Ease up there, readers, the title to this post came from a song that Ian Tyson (of Ian and Sylvia) used to do called “Rambler Gambler.” The first verse went

             I’m a rambler, I’m a gambler
             I’m a long way from my home.
             If you people don’t like me
             You’d best leave me alone.

Uplifting and personable, I know, but really I couldn’t identify less with the song, being neither a rambler (too much of a homebody) nor a gambler (too cheap). But I was thinking about the Rambler, a car produced first by Nash Motors division of the Nash-Kelvinator Company (yes, they made refrigerators as well) from 1950-1954, after which it was made by the merger company of Nash-Kelvinator and the Hudson Motor Company, which was called American Motors or AMC. This Rambler was produced during 1955. AMC revived it for 1958, although I recall seeing them through the early ’60’s. There was, as the ad above shows, a ’63 Rambler.

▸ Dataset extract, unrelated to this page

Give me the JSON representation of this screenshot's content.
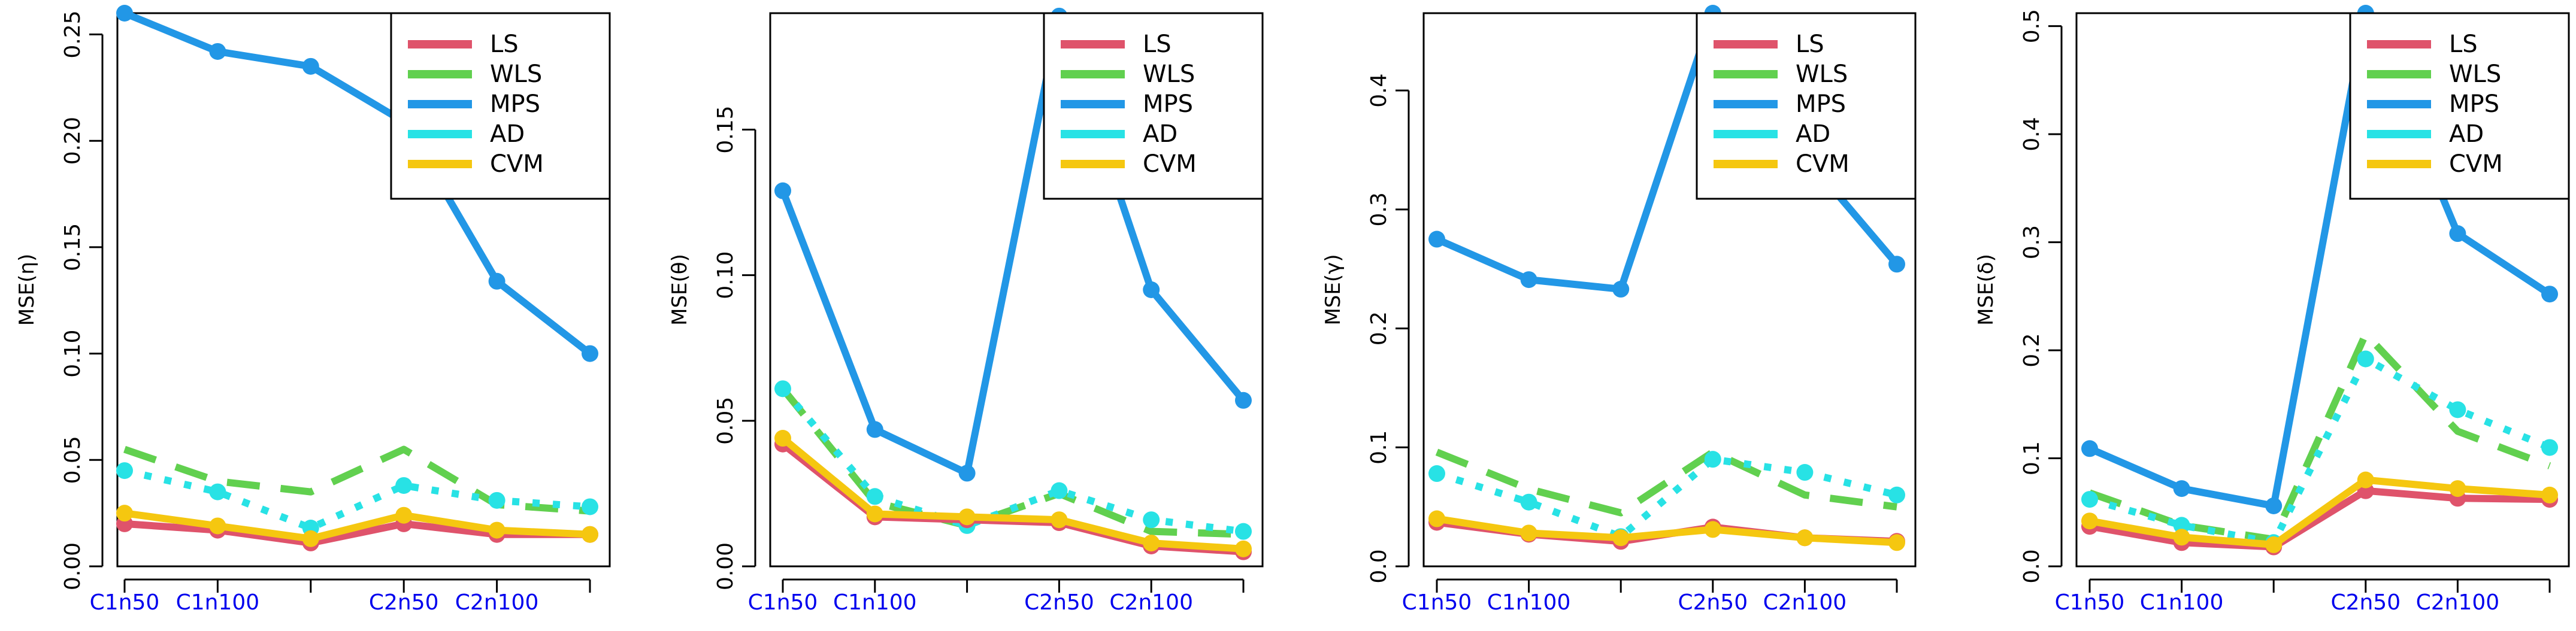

The wagon was touted as a family car, with a fold flat front seat suitable for camping in the car. The feature caused somewhat of a scandal since someone, somewhere, some time, might fold down the seat and have sex. I remember sermons were preached about it, and that’s what might have killed off the Rambler. Too hot to handle apparently.

In today’s cars, the front seats recline, but they don’t fold flat. Maybe automakers learned a lesson from the Rambler wagon. In surveys, though, car owners have consistently said that cup holders are more important to them in a car than reclining seats. I for one don’t know what to make of this. Maybe you do.